Der Netzbetreiber tut dies. Er teilt dem Mobiltelefon mit, welche Nachbar-Zellen mit welcher Radio-Technologie vorhanden sind. Das Endgerät „schnuppert“ dann ab und zu, wie es um den Empfang auf der anderen Technologie steht. Außerdem gibt der Netzbetreiber in jeder Location-Area auch noch vor, wann das Mobiltelefon zu wechseln hat. Dafür hat er mehrere Parameter an der Hand.

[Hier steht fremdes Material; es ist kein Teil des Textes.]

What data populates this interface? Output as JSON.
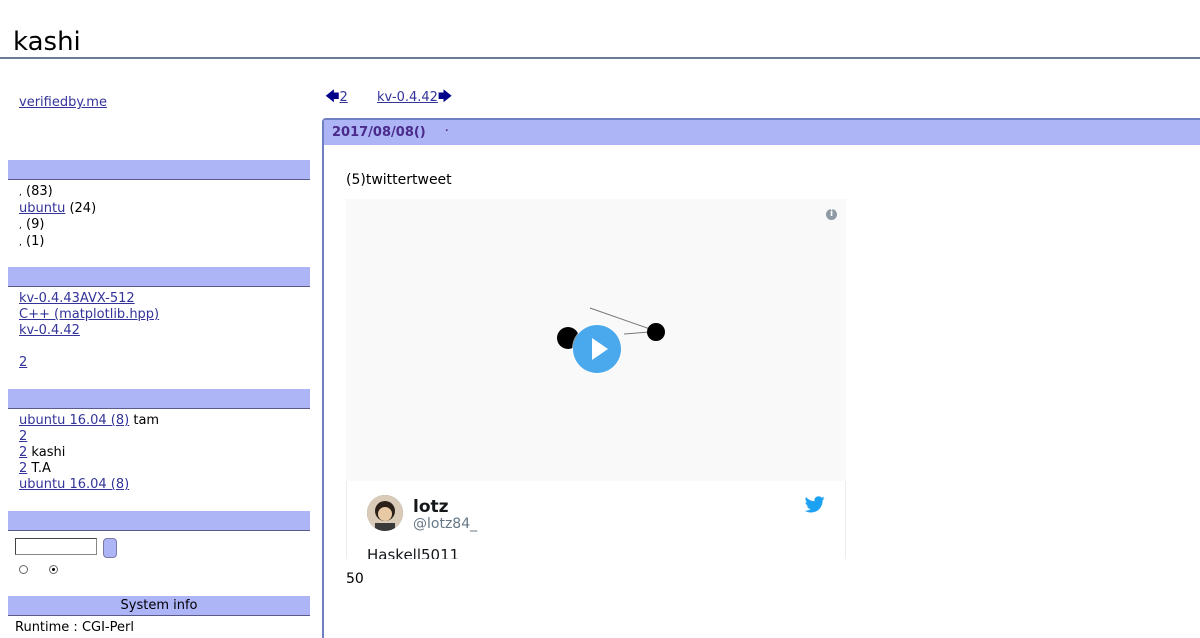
{
  "site": {
    "title": "kashi"
  },
  "sidebar": {
    "top_link": "verifiedby.me",
    "categories": {
      "items": [
        {
          "label": "",
          "count": "(83)"
        },
        {
          "label": "ubuntu",
          "count": "(24)"
        },
        {
          "label": "",
          "count": "(9)"
        },
        {
          "label": "",
          "count": "(1)"
        }
      ]
    },
    "recent": {
      "items": [
        "kv-0.4.43AVX-512",
        "C++ (matplotlib.hpp)",
        "kv-0.4.42",
        "2"
      ]
    },
    "comments": {
      "items": [
        {
          "link": "ubuntu 16.04 (8)",
          "by": "tam"
        },
        {
          "link": "2",
          "by": ""
        },
        {
          "link": "2",
          "by": "kashi"
        },
        {
          "link": "2",
          "by": "T.A"
        },
        {
          "link": "ubuntu 16.04 (8)",
          "by": ""
        }
      ]
    },
    "system_info": {
      "title": "System info",
      "runtime": "Runtime : CGI-Perl"
    }
  },
  "nav": {
    "prev_label": "2",
    "next_label": "kv-0.4.42"
  },
  "entry": {
    "date": "2017/08/08()",
    "dot": ".",
    "text": "(5)twittertweet",
    "tweet": {
      "author_name": "lotz",
      "author_handle": "@lotz84_",
      "text": "Haskell5011",
      "info_glyph": "i",
      "brand_color": "#1da1f2"
    },
    "footer_number": "50"
  }
}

Ohne Gespräch – also nicht im Dedicated- sondern im Idle-Mode –, nennt sich das Ganze Inter-Radio-Access-Technology-Cell-Reselection oder auch kurz Inter-RAT Cell-Reselection. Unter dieser Bezeichnung findest Du im Internet dann einiges mehr, hier ein Beispiel:
In GSM heißt ein Parameter dafür Qqualmin. Der besagt, wann das Mobiltelefon frühestens darüber nachdenken sollte zu wechseln – wann ist UMTS ordentlich dekodierter (Wert in dBm).
Dann gibt es noch einen Parameter namens QOffset, also wann im Vergleich zu GSM gewechselt werden sollte. Würde ein Netzbetreiber den QOffset auf Null dBm setzen, hättest Du immer optimale Balken-Anzeige! Dem Netzbetreiber ist aber ein Idle in UMTS viel lieber, daher wirst Du (jedenfalls von deutschen Netzbetreibern) sofort rüber geschubst, wenn UMTS einigermaßen dekodierbar ist.
Fazit:
Die Faustregel heißt: Ja, wenig UMTS ist besser als viel GSM!
Sowohl für Dich (Daten-Durchsatzraten) als auch für den Netzbetreiber (Gesamt-Auslastung). Im Auto sieht das Ganze wieder anders aus, siehe auch diesen Thread. Bei einer Zugfahrt müsstest Du wissen, was für ein Repeater bereits verbaut wird. Im Zweifel wechsele ich hier aber auch auf GSM.